I figure I’ll get two, maybe three false ribs out of a pair of capstrips that would make one regular rib, so I’ll have plenty of opportunity to use whatever method I do finally end up using to pre-bend the wood. Over the past couple of nights I’ve tried a couple of methods of bending capstrip. The other night I ran a bucket of the hottest water I could get from the tap. It was probably 140 F or so, coming from a bar sink just a few feet from the water heater. I put half a dozen capstrip pieces in there, let them soak a couple of hours, and put them on the bending forms. That seemed to work well, with no broken pieces.
Last night I added a gallon or so of hot water to the bucket, just to top it off some more. The water would have been lukewarm at best. I soaked another half dozen strips for 12 hours or so. Of the six, one snapped as I was bending it in the form. That’s about what happened the last time I tried soaking in cold water, so obviously that’s a waste of time and good spruce. Won’t make that mistake again.
I was filling the 60cc syringes I use for dispensing T-88 epoxy in an exact 1:1 ratio. Typically I overfill them a little, then stand them on end tips up to let the bubbles rise to the top, then squeeze a little back into the bottles to get the amounts in each syringe evened out. Yeah, it’s a little picky, but it lets me easily keep the ratios exactly the same. Anyway, I got a little distracted, and accidentally squirted about 4cc of hardener right into the half-full bottle of resin. Oops. All I could do without making things worse was let it sit.
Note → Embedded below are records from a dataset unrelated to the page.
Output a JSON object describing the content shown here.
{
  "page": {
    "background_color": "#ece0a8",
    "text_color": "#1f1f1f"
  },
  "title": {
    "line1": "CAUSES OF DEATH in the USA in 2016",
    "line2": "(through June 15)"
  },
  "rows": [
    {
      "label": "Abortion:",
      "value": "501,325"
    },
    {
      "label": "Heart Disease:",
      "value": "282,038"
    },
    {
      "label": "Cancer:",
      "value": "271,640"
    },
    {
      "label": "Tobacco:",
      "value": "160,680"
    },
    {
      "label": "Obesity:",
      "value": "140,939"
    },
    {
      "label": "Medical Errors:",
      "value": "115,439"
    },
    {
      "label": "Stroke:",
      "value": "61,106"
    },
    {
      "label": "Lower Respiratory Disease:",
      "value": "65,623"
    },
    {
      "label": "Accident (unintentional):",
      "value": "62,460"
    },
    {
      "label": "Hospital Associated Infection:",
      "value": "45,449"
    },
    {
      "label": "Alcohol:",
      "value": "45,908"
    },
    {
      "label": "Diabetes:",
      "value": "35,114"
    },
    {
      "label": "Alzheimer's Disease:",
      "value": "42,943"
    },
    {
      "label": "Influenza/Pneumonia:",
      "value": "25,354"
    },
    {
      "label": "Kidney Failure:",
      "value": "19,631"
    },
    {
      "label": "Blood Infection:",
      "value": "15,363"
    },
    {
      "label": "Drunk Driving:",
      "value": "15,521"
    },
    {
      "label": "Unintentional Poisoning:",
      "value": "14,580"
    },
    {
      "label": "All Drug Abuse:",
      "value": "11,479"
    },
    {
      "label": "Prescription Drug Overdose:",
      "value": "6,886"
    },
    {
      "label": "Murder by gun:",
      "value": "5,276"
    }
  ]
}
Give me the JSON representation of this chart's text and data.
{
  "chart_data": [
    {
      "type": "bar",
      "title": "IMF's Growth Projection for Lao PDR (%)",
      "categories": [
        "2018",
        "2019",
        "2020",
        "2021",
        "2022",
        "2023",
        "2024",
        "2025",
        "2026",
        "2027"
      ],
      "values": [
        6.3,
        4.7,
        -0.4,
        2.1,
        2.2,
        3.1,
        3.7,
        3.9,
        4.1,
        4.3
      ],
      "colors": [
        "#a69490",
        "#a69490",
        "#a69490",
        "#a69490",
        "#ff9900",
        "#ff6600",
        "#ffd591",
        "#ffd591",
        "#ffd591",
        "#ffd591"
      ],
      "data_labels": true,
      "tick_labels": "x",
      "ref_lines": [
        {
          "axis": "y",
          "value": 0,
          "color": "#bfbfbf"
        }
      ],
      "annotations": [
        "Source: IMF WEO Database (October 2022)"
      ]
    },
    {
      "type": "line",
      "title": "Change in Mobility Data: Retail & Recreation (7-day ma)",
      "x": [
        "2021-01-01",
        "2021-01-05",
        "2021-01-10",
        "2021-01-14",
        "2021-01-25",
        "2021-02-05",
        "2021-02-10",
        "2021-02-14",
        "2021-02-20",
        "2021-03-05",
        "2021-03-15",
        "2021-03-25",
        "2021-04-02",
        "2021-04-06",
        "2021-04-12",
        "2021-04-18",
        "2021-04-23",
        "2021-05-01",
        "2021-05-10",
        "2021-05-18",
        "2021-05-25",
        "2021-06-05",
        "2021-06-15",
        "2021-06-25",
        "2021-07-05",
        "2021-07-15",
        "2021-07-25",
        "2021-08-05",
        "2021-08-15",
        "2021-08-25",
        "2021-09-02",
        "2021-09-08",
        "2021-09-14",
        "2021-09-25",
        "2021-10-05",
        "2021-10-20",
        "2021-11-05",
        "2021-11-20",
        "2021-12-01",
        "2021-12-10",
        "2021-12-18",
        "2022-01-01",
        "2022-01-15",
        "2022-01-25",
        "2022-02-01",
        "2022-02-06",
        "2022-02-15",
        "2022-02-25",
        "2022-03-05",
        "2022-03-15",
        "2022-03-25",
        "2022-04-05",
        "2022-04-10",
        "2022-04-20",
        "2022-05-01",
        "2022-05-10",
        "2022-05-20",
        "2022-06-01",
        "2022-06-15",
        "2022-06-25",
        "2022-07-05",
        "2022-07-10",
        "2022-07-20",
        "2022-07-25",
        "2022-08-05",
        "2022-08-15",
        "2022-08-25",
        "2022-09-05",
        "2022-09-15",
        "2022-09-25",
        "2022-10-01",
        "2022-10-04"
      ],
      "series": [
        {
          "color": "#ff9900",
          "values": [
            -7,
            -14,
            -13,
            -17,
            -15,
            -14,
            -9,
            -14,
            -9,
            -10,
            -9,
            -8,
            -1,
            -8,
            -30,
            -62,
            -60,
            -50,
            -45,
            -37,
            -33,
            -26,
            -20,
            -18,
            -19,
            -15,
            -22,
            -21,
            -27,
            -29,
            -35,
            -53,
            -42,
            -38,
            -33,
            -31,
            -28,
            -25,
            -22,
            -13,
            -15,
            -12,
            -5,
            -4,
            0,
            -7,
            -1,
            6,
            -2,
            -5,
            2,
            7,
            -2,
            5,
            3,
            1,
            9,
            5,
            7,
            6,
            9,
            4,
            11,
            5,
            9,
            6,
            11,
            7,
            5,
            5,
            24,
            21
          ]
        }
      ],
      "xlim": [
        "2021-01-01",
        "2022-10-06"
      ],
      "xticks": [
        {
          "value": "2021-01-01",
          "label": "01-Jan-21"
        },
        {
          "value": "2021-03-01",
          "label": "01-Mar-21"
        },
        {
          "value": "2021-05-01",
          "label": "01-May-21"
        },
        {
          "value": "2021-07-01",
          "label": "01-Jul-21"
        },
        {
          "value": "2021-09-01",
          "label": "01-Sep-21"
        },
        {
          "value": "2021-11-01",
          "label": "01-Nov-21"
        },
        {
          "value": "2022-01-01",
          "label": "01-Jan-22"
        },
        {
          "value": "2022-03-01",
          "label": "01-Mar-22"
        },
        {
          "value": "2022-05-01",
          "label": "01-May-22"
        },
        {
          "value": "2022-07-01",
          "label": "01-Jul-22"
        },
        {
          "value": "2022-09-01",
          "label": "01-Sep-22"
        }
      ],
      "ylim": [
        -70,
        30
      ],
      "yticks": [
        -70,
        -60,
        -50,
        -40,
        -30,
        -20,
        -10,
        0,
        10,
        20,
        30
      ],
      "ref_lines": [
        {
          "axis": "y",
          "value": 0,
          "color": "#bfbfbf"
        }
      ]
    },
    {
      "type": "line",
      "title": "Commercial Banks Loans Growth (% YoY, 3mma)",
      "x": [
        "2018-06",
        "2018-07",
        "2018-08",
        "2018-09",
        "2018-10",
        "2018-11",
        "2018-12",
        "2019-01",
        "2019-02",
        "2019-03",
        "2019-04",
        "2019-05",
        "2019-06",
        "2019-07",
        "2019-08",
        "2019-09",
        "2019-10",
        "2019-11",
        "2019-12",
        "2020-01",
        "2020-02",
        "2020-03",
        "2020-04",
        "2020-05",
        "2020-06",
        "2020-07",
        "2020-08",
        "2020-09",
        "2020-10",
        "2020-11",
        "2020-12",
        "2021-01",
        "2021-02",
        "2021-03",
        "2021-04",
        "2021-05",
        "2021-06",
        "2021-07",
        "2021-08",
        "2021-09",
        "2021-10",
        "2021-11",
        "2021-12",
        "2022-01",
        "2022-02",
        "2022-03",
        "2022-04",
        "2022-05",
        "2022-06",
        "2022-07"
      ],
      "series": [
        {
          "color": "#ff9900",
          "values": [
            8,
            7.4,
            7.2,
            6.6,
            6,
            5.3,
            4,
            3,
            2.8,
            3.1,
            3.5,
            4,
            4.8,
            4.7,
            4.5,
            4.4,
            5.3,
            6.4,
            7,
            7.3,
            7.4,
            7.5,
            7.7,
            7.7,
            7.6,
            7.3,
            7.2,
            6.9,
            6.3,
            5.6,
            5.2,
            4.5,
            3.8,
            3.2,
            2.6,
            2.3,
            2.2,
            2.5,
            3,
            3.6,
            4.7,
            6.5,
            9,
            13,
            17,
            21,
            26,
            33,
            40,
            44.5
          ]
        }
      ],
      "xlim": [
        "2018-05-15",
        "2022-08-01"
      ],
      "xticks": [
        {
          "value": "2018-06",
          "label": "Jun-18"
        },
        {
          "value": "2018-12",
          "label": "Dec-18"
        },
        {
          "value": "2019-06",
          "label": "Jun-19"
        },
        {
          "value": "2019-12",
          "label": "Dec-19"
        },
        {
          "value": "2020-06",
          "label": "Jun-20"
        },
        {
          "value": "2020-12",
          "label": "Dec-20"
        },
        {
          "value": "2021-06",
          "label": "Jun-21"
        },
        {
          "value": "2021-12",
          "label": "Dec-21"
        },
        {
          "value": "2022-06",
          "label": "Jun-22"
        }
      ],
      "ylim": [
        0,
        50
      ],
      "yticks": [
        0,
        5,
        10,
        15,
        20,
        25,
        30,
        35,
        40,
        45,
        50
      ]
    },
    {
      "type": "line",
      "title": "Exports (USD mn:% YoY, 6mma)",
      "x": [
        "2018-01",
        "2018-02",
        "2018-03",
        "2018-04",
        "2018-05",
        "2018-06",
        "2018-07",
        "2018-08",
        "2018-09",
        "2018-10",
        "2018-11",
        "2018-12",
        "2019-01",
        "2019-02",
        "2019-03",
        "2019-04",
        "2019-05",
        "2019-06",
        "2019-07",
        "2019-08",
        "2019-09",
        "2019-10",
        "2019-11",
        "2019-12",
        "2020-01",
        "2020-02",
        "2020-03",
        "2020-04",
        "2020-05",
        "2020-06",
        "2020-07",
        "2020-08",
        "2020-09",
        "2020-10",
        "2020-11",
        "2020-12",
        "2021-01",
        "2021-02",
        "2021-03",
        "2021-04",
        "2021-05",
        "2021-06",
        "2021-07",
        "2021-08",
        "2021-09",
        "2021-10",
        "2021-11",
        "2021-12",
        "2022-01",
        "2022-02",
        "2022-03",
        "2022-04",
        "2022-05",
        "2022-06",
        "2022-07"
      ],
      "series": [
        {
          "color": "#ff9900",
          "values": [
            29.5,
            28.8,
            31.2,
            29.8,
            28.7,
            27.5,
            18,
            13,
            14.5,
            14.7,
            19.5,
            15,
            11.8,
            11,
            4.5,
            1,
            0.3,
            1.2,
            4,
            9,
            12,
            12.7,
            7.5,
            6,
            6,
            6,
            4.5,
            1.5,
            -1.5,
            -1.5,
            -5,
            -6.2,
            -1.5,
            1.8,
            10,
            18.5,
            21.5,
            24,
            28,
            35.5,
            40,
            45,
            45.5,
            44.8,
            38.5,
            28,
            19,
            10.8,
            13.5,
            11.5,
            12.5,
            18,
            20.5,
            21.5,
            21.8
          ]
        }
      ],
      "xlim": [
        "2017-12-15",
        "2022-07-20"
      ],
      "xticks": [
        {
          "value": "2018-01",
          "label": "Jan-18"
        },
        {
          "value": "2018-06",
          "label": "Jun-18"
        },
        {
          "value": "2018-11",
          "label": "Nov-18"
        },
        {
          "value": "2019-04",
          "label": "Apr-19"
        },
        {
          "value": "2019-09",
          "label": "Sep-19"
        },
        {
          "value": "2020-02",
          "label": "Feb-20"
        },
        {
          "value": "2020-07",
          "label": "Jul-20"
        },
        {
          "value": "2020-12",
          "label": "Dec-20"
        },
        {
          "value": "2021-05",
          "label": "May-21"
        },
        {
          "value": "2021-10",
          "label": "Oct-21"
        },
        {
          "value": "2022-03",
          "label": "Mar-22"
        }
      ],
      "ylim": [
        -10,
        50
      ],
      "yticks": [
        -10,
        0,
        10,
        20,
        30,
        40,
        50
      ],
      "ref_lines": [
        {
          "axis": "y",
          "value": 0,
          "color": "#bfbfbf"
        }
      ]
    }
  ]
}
I thought about trying to scoop it out with a long handled spoon, but decided all I’d really do was mix it in. I figured either I’d end up with a hardened mass on top that I could scoop out later, or it would ruin the entire remaining half bottle of resin. That would be about $22 worth of epoxy… not the end of the world, but it would kinda suck. I was hoping the hardener would not slowly sink to the bottom, ruining resin as it went.
Well, I got lucky (or science worked in my favor). Today there was a gooey layer of semi-cured epoxy sitting on top of the resin. I was able to scoop it out using a chunk of scrap spruce. Assuming things don’t go south in the next few weeks until I need to refill the syringes again, it looks like things will be OK.